Kini tatapan Reval beralih pada gadis di sebelahnya yang masih diam membisu. Sesekali mengusap kemeja yang dia pakai, pun sama karena kebasahan. 

"Aku antar pulang? Atau mau nunggu sampai mata kuliah berikutnya?" Akhirnya pria itu memiliki kuasa untuk membuka suara.

"Ga usah repot-repot, Prof. Saya bisa pulang sendiri. Atau nunggu di halte sih," jawab Naya dingin.

Reval tersenyum dan menyandarkan punggung di kursi mobil, kemudian menoleh lagi pada Naya yang tengah cemberut menatap lurus ke depan.

"Marah ya?" tanya Reval lagi.

"Dari tadi nuduh marah terus, memang apa hakku marah sama kamu?" teriak Naya dengan penekanan dan nada tinggi. Bahkan merubah sebutan prof dengan kamu. 

Pria empat puluh tahun dengan pesona tiga puluhan tahun itu terkekeh sambil menatap sang gdis, "Tuh, bener kan marah?" godanya lagi sambil kembali tertawa kecil.

Sementara Naya memutar bola mata dan masih memeluk erat tas ranselnya. 

"Memang nih, aku ini nyebelin, kadang-kadang sih. Mungkin di chat seru, pas di depan orang ... jaim, iya kan?" Reval kembali menoleh dan menatap Naya yang terkejut, dan kini mata mereka bertemu satu sama lain. Menyebabkan gemuruh tak lagi dari derasnya hujan yang menimpa kendaraan itu, melainkan dari hati kedua insan yang sama-sama baru menyadari sesuatu hal.

Sesuatu yang yang terjadi di hati mereka.

"Aku takut kamu malu, kalau ... aku bersikap seperti saat kita chat di depan orang-orang.
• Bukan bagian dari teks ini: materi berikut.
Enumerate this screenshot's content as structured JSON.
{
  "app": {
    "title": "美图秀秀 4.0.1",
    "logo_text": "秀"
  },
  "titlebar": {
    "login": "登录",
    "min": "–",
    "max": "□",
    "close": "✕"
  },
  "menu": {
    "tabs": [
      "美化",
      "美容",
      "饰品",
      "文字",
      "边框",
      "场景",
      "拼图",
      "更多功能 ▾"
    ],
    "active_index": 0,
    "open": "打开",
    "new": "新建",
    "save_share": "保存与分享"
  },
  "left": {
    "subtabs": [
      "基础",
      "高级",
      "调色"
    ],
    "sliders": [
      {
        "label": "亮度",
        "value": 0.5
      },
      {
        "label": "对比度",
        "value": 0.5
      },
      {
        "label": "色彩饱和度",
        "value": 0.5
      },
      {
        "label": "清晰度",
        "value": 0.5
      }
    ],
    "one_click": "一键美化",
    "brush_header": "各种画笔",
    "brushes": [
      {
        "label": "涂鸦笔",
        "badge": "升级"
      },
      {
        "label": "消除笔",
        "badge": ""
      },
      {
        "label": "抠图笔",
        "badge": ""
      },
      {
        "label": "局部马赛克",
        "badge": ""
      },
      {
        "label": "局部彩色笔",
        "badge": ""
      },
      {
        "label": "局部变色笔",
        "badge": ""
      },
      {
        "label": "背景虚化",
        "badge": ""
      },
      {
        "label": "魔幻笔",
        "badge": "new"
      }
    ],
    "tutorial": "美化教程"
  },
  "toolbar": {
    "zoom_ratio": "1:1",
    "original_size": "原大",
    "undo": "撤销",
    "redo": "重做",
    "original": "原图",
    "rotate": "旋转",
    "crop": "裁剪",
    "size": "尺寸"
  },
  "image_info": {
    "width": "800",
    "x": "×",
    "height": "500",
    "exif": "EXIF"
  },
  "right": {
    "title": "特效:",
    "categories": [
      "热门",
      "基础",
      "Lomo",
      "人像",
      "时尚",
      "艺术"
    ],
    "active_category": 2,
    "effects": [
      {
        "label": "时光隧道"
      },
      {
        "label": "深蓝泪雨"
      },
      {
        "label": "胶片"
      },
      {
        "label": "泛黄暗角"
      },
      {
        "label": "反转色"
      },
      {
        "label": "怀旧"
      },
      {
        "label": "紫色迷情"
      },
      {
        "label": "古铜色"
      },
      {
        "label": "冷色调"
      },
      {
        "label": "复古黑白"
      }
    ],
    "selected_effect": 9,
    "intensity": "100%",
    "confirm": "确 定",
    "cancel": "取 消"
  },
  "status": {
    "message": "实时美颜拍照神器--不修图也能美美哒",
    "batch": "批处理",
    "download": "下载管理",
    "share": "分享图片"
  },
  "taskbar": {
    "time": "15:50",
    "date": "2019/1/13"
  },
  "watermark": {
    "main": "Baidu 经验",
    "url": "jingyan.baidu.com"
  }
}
Takut orang-orang nuduh kamu ada hubungan spesial denganku, terus kamu jadi malu karena pria itu ... sudah ... tua." Reval menggelengkan kepala sambil membenturkan kepala ke sandaran kursi.

Sementara Naya tertegun, menatap pria yang entah memiliki status hubungan apa dengannya. Bahkan dia tidak sadar ketika mobil mulai melaju meninggalkan halte, bergerak menuju tempat yang tak pernah mereka rencanakan. Hanya menyusuri jalan, tanpa satu kata pun keluar dari bibir mereka lagi.
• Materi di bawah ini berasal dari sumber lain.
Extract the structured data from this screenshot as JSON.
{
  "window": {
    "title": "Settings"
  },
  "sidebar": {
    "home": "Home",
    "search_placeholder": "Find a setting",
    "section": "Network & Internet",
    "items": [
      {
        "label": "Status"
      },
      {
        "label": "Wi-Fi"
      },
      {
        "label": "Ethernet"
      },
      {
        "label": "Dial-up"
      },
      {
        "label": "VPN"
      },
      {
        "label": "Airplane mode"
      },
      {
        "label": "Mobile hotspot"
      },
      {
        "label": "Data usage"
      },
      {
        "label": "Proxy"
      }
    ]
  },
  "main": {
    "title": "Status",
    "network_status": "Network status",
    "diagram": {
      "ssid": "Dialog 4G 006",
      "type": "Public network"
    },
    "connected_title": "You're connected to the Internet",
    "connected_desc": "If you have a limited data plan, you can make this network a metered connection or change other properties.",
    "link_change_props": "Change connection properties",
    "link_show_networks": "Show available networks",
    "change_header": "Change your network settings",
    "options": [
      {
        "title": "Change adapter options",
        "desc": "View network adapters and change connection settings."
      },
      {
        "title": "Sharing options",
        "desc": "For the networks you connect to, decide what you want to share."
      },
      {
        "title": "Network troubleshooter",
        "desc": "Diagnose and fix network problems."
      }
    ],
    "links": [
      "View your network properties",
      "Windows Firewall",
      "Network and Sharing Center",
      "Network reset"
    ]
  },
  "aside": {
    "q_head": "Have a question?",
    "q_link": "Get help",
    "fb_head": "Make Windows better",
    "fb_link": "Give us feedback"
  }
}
"Jadi kita mau kemana?" Tanya Reval lagi.

"Pulang saja," jawab Naya menunjuk jalan ke arah rumahnya, berbelok ke arah kiri. Reval mengikuti arahan gadis itu, hingga mereka tiba di gerbang sebuah perumahan. Perlahan mobil berwarna merah itu melaju masuk ke dalam komplek setelah meminta izin pihak keamanan.

"Tunggu, stop disini saja," pinta Naya menoleh pada Reval yang segera meminggirkan kendaraan.

"Apa ... sebaiknya aku mengantarmu sampai rumah? Hmm ... ah ya, lupa. Mungkin kamu malu dengan pria-"

"Aku belum pernah bawa laki-laki ke rumah. Kecuali teman akrab dan itu rame-rame," potong Naya. 

Tak lama gawainya kembali bergetar, meski sebenarnya itu untuk ke sekian kali.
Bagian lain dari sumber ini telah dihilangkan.